Indeed, Gettysburg the town seems to be bearing up well under what was thought to be a crush of tourists to commemorate the 150th anniversary of the battle that marked the turning point in the Civil War.
All around town and the nearby busy battlefield, the sound of fife and drums, along with the occasional musket or cannon fire, has become commonplace. Indeed, those in Civil War costume dress nearly out-number those in shorts and T-shirts.
But a car horn blown in anger on Lincoln Square? This type of bigger city noise remains a rare occurrence, even as the famous round-about in the center of town became clogged with cars and trucks over lunch. However, at least one horn did honk as traffic ground to a momentary halt. And it did, indeed, sound out of place amid this consecrated crossroads of history.
Gettysburg residents and business people credit the transportation plan designed to keep tourists out of their cars and inside various shuttle buses that lumber regularly from site to site. It seems to be working.
Indeed, metered parking spaces within a block of Lincoln Square were open for the taking. And at the various taverns and eateries around town, while busy, even bustling, there were no long lines snaking out any doors over the lunchtime rush.
Indeed, one couple who nuzzled up to the bar at The Pub on the Square commented that they thought it would be far busier and much harder to to get served.
"I thought there would be a line out the door for everything," the man said, after ordering an appetizer and a beer. "I'm a little surprised actually."

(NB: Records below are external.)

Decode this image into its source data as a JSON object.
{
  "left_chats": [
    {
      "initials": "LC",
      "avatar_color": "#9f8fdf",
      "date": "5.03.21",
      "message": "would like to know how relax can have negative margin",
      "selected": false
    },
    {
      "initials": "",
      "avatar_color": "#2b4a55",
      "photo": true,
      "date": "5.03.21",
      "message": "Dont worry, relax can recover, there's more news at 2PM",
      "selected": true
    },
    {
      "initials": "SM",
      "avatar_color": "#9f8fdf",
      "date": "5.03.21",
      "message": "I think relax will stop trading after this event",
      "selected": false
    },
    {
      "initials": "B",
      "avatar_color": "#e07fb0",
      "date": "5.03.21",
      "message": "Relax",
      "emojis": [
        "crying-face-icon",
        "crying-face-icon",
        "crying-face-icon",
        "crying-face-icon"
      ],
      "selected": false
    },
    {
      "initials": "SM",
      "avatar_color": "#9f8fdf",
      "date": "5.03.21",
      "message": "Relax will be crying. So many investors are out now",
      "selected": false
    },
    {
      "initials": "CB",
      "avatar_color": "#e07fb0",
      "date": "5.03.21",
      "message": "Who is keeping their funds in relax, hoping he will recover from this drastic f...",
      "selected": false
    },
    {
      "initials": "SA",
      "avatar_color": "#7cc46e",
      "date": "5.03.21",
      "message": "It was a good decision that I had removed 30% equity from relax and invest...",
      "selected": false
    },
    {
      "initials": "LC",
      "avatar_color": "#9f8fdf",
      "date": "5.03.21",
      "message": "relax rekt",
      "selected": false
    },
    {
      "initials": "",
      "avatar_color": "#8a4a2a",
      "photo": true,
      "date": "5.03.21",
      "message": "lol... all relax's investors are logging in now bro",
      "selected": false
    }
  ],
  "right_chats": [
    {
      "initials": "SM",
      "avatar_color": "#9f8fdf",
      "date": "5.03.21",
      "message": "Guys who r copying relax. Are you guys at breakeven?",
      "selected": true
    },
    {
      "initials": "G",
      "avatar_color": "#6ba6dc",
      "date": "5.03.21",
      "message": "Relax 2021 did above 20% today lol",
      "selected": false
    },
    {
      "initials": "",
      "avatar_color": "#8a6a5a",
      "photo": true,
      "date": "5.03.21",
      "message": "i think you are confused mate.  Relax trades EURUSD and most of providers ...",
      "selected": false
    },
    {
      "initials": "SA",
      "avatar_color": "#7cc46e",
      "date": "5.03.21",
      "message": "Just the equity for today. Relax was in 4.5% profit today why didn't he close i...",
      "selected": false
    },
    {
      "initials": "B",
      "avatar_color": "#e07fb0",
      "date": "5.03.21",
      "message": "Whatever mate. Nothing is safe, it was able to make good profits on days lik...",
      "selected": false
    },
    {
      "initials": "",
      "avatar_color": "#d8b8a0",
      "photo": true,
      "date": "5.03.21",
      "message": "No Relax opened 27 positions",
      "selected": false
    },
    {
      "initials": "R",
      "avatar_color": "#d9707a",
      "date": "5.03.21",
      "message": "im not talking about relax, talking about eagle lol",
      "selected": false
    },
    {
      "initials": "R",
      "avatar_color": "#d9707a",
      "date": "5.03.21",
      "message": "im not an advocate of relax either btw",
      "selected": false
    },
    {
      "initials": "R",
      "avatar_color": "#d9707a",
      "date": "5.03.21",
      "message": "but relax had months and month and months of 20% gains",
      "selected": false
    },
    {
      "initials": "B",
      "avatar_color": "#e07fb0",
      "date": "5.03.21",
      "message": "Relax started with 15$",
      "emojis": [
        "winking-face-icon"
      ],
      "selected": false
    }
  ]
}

As president of Main Street Gettysburg, Deb Adamik keeps her finger on the pulse of commerce in Gettysburg. But she has been so busy with Gettysburg 150, she hasn't been able to check in with many of her member businesses.
Still, Adamik remains optimistic about how things are going for this once every half-century event.
"What surprised me so far is how well things are going," Adamik says, crediting all those years of planning, coordinating and cooperation among so many Gettysburg groups.
"There are so many people involved and so many pieces of the puzzle, it's just incredible. And they all had their piece to do. And so far, every single piece is working incredibly."
And while it is still early days yet, with July 4th and a climatic closing weekend to come, by all accounts Gettysburg 150 is running like a well-oiled Civil War tourism machine.